Aus den späteren Geschichten wird irgendwann ein Buch entstehen, aber diese erste kleine Experimentier-Story (mit unübersehbar autobiografischem Hintergrund ;-)) gibt es hier schon mal als Kostprobe:

WENN DIE HEXE SCHIESST

Die Prinzessin hatte beschlossen, Schlittschuhlaufen zu gehen und galoppierte auf ihrer Lieblingsstute zum See hinunter.

Schade, die Hexe war noch nicht dort. Also ritt Freya durch den knirschenden Schnee zum Häuschen ihrer Freundin hinüber. Aus dem Schornstein quoll dichter Rauch, so als hätte Miranda gerade ein paar dicke Scheite auf das Feuer gelegt.

„Klopf! Klopf!“ rief Freya übermütig und fiel gewissermaßen mit der Tür ins Haus. Drinnen stand die Hexe mit missmutigem Gesicht am Herd und wartete darauf, dass der silberne Wasserkessel zu summen anfing.

„Hallo-ho! Kommst Du mit zum Schlittschuhlaufen?“

„Nein!“, erwiderte die Hexe barsch und schaute weiter den Kessel an.

„Wieso nicht?
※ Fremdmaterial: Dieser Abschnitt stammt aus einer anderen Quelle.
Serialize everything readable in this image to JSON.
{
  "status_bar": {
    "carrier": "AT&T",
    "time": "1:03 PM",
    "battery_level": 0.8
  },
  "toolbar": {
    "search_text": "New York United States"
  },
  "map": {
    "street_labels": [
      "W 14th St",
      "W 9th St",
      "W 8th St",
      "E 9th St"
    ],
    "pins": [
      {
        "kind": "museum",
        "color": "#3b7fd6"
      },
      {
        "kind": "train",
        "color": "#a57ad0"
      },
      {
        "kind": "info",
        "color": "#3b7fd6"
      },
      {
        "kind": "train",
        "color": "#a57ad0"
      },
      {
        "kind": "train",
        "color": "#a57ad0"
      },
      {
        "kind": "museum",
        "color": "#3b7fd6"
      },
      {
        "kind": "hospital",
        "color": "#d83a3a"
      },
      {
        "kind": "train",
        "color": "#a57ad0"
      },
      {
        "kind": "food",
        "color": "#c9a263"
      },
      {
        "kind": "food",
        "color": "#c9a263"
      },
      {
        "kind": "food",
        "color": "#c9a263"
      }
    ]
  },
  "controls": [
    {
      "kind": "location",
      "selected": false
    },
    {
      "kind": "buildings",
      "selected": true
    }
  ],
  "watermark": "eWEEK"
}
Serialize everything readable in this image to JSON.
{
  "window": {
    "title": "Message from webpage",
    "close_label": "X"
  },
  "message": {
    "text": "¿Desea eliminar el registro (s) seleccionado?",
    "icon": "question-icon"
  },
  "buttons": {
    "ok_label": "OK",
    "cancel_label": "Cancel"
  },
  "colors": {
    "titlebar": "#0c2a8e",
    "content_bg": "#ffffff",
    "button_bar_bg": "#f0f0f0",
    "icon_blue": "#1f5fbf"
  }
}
Es ist wunderbar heute am See. Die Sonne scheint, das Eis glitzert …“

„Ich hab’s im Kreuz“, brummte Miranda und rieb mit schmerzverzogenem Gesicht über ihren breiten Rücken.

„Ach, du Arme, was hast du denn gemacht?“ Freya sah sie mitleidig an.
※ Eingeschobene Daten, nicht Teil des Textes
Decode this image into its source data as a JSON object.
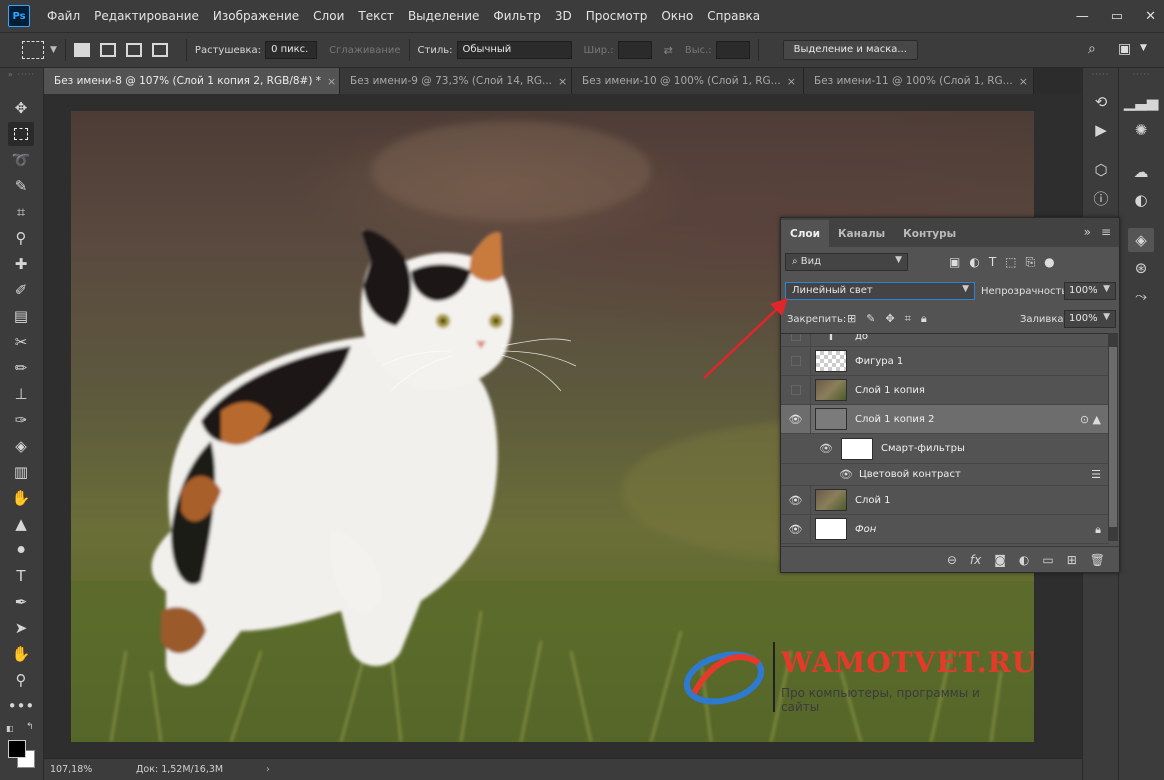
{
  "app": {
    "logo": "Ps"
  },
  "menu": [
    "Файл",
    "Редактирование",
    "Изображение",
    "Слои",
    "Текст",
    "Выделение",
    "Фильтр",
    "3D",
    "Просмотр",
    "Окно",
    "Справка"
  ],
  "window_controls": {
    "minimize": "—",
    "restore": "▭",
    "close": "✕"
  },
  "options": {
    "feather_label": "Растушевка:",
    "feather_value": "0 пикс.",
    "antialias_label": "Сглаживание",
    "style_label": "Стиль:",
    "style_value": "Обычный",
    "width_label": "Шир.:",
    "height_label": "Выс.:",
    "select_mask_button": "Выделение и маска..."
  },
  "tabs": [
    {
      "title": "Без имени-8 @ 107% (Слой 1 копия 2, RGB/8#) *",
      "close": "×"
    },
    {
      "title": "Без имени-9 @ 73,3% (Слой 14, RG...",
      "close": "×"
    },
    {
      "title": "Без имени-10 @ 100% (Слой 1, RG...",
      "close": "×"
    },
    {
      "title": "Без имени-11 @ 100% (Слой 1, RG...",
      "close": "×"
    }
  ],
  "layers_panel": {
    "tabs": [
      "Слои",
      "Каналы",
      "Контуры"
    ],
    "collapse": "»",
    "menu": "≡",
    "filter_kind": "Вид",
    "blend_mode": "Линейный свет",
    "opacity_label": "Непрозрачность:",
    "opacity_value": "100%",
    "lock_label": "Закрепить:",
    "fill_label": "Заливка:",
    "fill_value": "100%",
    "layers": [
      {
        "name": "до",
        "type": "text",
        "visible": false
      },
      {
        "name": "Фигура 1",
        "type": "shape",
        "visible": false
      },
      {
        "name": "Слой 1 копия",
        "type": "photo",
        "visible": false
      },
      {
        "name": "Слой 1 копия 2",
        "type": "smart",
        "visible": true,
        "selected": true
      },
      {
        "name": "Смарт-фильтры",
        "type": "filters",
        "visible": true
      },
      {
        "name": "Цветовой контраст",
        "type": "filter",
        "visible": true
      },
      {
        "name": "Слой 1",
        "type": "photo",
        "visible": true
      },
      {
        "name": "Фон",
        "type": "background",
        "visible": true,
        "locked": true
      }
    ]
  },
  "watermark": {
    "title": "WAMOTVET.RU",
    "subtitle": "Про компьютеры, программы и сайты"
  },
  "status": {
    "zoom": "107,18%",
    "doc": "Док: 1,52M/16,3M",
    "arrow": "›"
  },
  "colors": {
    "accent": "#31a8ff",
    "arrow": "#e0262a",
    "watermark": "#e53a2a"
  }
}
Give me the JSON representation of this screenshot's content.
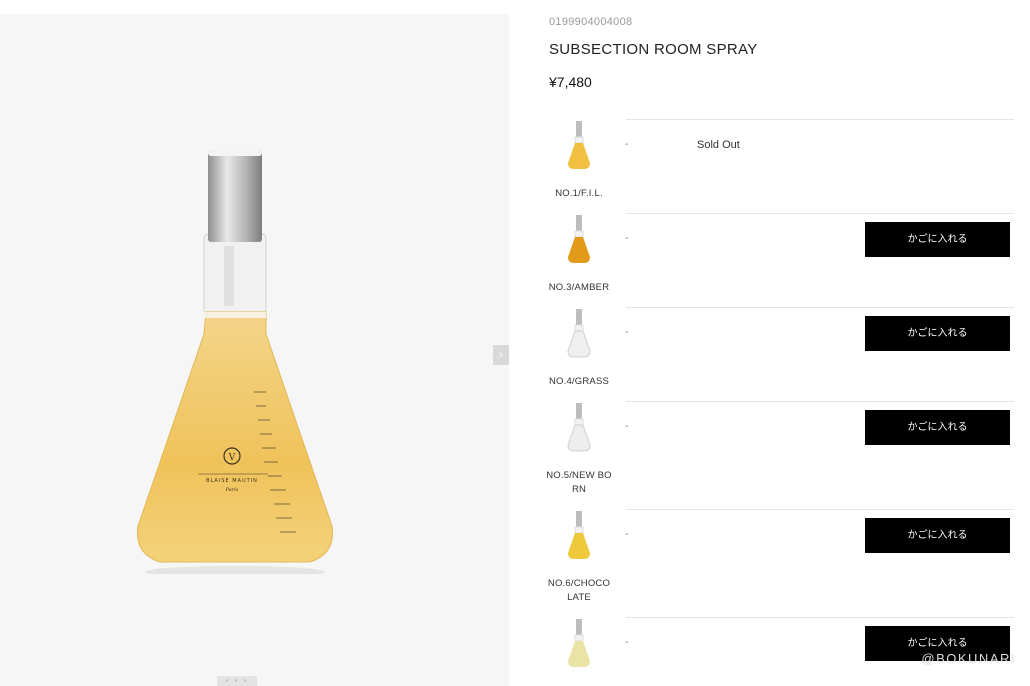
{
  "product": {
    "sku": "0199904004008",
    "title": "SUBSECTION ROOM SPRAY",
    "price": "¥7,480"
  },
  "gallery": {
    "next_arrow": "›",
    "dots": "• • •",
    "bottle_label": {
      "brand": "BLAISE MAUTIN",
      "city": "Paris",
      "monogram": "V"
    }
  },
  "variants": [
    {
      "name_lines": [
        "NO.1/F.I.L."
      ],
      "dash": "-",
      "status": "Sold Out",
      "cart_label": null,
      "liquid_color": "#f2c040"
    },
    {
      "name_lines": [
        "NO.3/AMBER"
      ],
      "dash": "-",
      "status": null,
      "cart_label": "かごに入れる",
      "liquid_color": "#e29a1a"
    },
    {
      "name_lines": [
        "NO.4/GRASS"
      ],
      "dash": "-",
      "status": null,
      "cart_label": "かごに入れる",
      "liquid_color": "#efefef"
    },
    {
      "name_lines": [
        "NO.5/NEW BO",
        "RN"
      ],
      "dash": "-",
      "status": null,
      "cart_label": "かごに入れる",
      "liquid_color": "#eeeeee"
    },
    {
      "name_lines": [
        "NO.6/CHOCO",
        "LATE"
      ],
      "dash": "-",
      "status": null,
      "cart_label": "かごに入れる",
      "liquid_color": "#efc93c"
    },
    {
      "name_lines": [],
      "dash": "-",
      "status": null,
      "cart_label": "かごに入れる",
      "liquid_color": "#e9e4a6"
    }
  ],
  "watermark": "@BOKUNARI"
}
„Gemacht? Ich habe überhaupt nichts gemacht“, grummelte die Hexe. „Beim Suppe Kochen ist es passiert. Ich war dabei, ein gutes Süppchen für starke Widerstandskräfte zu brauen. Da fielen mir ein paar Blatt Odermennig auf den Boden. Und als ich mich danach bückte, da war er schon da, der Hexenschuss. Ich kann dir sagen, das ist eine … ziemlich …“ Sie stockte, als sie in die weit aufgerissenen Augen der Prinzessin sah. „Was glotzt du denn so blöd?“

„Wer … äh … was war schon da, als … äh … du dich bücktest?“, stotterte Freya und versuchte ernst zu bleiben.

Die Hexe kniff die Augen zusammen und musterte sie scharf. „Mädel, bist du schwer von Begriff, heute? … Sag mal, lachst Du über mich? Der Hexenschuss war da! Und das tut verdammt weh, kann ich dir …“

Die Prinzessin nickte angestrengt und hielt sich dabei eine Hand vor den Mund. „Hihi“, entschlüpfte es ihr. Doch sie schaffte es noch einmal, sich zusammenzureißen und ein halbwegs ernstes Gesicht zu machen.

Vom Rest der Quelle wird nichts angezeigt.